Accusation de trafic d'influence
Les collectifs d'opposants* dont La Voie est libre et les Amis de la Terre Midi-Pyrénées ont porté plainte contre le maire de Maurens-Scopont qui aurait usé de son influence pour faire modifier le tracé.
"En 2011, le tracé d’autoroute initialement prévu près du château de Maurens-Scopont respectait le périmètre d’exclusion de 500 mètres entre ce bâtiment classé et l’emprise de l’A69. Mais en définitive, il se trouve à 180m du site classé aux monuments historiques (MH)" expliquent les plaignants. Ce nouveau tracé s’affranchit donc des règles qui régissent les Monuments historiques s'insurgent les collectifs. "Il impactera directement et durablement les zones humides du parc du château abritant un patrimoine naturel protégé rare".

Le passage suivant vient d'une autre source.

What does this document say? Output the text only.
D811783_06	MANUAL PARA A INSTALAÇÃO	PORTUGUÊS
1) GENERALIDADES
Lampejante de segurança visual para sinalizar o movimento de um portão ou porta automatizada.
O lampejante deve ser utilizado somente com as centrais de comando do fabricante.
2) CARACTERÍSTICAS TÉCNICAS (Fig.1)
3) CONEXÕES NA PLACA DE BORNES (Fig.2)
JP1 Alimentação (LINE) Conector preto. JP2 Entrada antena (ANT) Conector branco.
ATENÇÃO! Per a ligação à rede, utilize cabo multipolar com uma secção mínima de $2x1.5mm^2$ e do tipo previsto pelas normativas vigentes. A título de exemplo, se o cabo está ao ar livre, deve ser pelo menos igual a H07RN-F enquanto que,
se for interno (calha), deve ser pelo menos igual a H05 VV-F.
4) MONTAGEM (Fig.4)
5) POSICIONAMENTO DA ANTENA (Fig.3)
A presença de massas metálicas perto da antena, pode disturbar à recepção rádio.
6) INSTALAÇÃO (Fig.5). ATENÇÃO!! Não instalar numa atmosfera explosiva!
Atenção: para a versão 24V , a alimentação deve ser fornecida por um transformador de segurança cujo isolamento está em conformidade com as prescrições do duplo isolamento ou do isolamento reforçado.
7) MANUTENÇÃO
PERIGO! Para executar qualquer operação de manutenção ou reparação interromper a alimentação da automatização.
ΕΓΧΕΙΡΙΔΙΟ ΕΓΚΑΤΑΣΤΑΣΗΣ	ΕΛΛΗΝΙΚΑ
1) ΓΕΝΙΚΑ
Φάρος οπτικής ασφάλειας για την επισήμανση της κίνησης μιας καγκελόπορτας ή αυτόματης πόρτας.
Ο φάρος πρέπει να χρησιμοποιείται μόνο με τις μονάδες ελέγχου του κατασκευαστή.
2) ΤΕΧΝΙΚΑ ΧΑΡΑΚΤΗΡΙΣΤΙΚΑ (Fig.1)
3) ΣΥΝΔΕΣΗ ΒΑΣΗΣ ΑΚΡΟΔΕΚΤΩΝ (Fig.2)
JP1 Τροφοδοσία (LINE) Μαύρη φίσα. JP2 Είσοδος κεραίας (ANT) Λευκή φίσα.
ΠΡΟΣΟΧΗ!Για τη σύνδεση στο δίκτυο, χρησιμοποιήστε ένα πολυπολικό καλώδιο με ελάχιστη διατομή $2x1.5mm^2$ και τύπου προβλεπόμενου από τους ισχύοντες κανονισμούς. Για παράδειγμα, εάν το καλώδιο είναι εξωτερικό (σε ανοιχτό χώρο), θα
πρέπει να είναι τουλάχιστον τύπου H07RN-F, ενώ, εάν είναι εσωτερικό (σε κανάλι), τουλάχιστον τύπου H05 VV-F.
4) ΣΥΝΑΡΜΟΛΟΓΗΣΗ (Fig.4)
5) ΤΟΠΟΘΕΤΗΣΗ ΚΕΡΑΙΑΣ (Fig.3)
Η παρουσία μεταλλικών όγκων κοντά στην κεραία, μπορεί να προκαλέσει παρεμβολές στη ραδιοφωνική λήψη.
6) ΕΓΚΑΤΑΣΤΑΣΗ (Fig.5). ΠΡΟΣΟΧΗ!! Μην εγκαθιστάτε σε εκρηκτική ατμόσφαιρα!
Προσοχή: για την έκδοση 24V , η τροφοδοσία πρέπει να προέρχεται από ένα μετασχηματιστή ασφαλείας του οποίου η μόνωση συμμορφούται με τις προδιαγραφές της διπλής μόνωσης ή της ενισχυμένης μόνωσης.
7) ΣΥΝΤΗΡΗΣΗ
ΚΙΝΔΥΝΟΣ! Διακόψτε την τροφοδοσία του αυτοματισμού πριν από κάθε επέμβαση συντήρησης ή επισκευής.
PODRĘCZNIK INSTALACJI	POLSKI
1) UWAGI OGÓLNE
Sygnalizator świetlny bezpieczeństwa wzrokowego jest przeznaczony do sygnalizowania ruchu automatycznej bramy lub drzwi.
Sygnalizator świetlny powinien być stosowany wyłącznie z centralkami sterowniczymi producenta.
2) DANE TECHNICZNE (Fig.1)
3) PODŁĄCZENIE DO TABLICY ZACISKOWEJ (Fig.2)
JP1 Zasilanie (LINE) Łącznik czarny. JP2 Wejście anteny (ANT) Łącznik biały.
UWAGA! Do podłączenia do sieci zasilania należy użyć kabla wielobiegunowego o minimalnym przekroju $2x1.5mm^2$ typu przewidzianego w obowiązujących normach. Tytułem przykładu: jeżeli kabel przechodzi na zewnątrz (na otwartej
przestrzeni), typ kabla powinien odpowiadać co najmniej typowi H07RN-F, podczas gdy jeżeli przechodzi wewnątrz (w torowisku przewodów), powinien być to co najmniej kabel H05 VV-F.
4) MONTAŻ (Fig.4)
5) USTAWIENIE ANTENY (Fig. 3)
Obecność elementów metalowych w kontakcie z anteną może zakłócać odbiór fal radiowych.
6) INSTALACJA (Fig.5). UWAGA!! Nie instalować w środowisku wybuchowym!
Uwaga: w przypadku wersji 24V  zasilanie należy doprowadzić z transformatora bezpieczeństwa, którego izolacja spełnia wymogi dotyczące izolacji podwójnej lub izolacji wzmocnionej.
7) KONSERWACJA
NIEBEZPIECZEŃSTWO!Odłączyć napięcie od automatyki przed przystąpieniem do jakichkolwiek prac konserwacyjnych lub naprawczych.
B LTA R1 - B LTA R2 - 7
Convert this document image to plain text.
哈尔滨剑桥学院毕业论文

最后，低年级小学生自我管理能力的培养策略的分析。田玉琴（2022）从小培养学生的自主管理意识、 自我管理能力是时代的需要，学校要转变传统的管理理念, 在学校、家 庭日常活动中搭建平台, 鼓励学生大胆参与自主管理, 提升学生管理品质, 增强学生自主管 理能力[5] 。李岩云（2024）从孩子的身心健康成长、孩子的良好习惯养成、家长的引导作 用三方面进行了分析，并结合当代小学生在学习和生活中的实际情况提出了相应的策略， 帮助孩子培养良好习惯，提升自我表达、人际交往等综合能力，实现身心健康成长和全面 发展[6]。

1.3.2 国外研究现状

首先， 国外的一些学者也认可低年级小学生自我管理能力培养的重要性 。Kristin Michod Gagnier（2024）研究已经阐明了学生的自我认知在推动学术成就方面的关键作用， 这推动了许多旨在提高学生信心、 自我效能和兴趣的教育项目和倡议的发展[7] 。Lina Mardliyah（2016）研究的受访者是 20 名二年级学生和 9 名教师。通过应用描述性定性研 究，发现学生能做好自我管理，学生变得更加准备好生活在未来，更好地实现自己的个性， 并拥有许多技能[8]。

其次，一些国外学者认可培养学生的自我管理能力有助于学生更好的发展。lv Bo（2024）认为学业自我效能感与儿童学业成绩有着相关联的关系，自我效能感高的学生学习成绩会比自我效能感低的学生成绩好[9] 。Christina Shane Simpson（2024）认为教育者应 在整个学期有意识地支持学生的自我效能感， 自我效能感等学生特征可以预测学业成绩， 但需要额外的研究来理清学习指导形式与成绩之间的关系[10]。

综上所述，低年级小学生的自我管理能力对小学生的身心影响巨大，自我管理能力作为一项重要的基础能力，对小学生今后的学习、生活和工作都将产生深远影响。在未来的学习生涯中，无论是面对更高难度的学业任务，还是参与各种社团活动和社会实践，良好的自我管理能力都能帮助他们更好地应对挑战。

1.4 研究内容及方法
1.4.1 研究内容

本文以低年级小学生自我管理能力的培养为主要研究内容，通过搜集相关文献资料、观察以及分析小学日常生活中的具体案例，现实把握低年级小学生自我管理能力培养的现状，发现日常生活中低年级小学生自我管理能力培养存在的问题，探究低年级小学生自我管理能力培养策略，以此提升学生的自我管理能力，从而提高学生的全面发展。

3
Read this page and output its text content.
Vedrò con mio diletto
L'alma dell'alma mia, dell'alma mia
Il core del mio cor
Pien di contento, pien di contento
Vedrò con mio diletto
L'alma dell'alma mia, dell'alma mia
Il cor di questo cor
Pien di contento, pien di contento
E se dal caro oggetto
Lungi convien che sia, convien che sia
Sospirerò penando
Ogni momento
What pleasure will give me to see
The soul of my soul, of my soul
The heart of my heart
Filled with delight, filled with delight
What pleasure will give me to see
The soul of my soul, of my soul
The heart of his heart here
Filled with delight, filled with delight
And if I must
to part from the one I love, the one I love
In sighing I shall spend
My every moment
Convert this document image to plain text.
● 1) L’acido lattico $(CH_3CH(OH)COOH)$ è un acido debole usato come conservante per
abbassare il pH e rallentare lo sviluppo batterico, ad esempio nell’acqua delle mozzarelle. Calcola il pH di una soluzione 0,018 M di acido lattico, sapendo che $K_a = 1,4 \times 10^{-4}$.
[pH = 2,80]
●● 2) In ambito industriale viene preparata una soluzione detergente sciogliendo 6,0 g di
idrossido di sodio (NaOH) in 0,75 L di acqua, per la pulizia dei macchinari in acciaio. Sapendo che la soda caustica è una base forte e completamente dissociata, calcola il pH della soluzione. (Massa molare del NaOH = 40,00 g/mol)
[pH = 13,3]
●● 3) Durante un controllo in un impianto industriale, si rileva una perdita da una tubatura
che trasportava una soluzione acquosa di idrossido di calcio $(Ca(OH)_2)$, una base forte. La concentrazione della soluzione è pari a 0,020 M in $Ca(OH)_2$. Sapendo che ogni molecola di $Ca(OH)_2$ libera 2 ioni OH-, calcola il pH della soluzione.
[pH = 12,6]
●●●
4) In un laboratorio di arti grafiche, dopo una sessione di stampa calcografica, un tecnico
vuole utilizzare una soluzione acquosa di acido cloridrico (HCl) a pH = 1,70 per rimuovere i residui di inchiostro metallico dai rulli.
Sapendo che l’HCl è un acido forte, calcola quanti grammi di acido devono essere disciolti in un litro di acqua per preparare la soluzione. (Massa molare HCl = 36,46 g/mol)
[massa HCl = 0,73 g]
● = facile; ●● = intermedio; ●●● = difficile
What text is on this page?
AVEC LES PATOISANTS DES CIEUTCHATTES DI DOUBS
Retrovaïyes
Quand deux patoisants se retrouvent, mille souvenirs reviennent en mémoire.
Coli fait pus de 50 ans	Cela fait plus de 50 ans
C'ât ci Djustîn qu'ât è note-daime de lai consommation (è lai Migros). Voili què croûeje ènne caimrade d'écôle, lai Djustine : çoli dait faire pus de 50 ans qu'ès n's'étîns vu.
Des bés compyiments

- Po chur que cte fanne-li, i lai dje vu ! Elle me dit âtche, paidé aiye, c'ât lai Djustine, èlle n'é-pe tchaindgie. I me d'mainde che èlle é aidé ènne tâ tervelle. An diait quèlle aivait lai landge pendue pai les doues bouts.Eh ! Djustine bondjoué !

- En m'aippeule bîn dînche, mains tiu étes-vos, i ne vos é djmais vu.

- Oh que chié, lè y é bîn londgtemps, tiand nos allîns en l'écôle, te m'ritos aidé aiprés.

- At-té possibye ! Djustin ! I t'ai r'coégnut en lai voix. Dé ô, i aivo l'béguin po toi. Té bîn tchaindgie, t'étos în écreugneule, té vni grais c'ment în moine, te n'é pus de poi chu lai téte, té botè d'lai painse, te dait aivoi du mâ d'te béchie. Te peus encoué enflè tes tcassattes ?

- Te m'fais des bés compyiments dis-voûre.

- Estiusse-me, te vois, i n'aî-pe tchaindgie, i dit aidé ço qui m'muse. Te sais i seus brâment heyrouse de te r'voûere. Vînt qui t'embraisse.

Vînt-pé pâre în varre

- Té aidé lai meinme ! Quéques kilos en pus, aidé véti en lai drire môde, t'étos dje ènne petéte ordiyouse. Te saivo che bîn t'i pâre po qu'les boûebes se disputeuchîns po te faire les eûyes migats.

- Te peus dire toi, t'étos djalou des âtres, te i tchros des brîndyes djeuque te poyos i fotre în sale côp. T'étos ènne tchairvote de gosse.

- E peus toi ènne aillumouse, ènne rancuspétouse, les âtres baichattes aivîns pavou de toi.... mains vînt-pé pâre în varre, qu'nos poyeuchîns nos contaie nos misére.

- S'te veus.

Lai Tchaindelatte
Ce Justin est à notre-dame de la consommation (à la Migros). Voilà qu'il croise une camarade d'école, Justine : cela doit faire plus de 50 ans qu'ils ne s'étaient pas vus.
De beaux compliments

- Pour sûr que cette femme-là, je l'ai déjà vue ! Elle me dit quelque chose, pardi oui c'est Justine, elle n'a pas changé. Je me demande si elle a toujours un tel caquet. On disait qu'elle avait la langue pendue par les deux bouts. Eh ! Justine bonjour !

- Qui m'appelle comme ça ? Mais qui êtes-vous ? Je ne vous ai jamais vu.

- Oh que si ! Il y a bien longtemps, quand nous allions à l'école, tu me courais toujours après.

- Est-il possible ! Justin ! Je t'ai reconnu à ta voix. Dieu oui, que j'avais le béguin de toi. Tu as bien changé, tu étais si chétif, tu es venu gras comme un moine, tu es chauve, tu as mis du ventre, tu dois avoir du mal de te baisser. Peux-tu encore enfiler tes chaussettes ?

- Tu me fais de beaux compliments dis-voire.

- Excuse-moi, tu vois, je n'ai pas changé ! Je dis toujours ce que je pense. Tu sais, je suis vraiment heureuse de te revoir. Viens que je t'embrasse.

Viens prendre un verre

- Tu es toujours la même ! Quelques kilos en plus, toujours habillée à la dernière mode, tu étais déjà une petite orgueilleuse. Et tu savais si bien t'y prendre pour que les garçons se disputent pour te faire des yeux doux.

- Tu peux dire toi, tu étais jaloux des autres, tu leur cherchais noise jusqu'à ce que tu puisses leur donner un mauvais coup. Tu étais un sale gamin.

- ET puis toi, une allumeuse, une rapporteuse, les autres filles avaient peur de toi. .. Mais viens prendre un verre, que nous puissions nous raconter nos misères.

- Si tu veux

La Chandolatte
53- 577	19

Ils dénoncent, en outre que le député Jean Terlier, président de la commission d’enquête parlementaire sur le montage juridique de l’A69, ait opposé son veto sur une audition, celle de l’architecte des Bâtiments de France (ABF) qui avait rendu un avis défavorable sur le tracé de l’A69 au regard des distances non respectées pour le site classé.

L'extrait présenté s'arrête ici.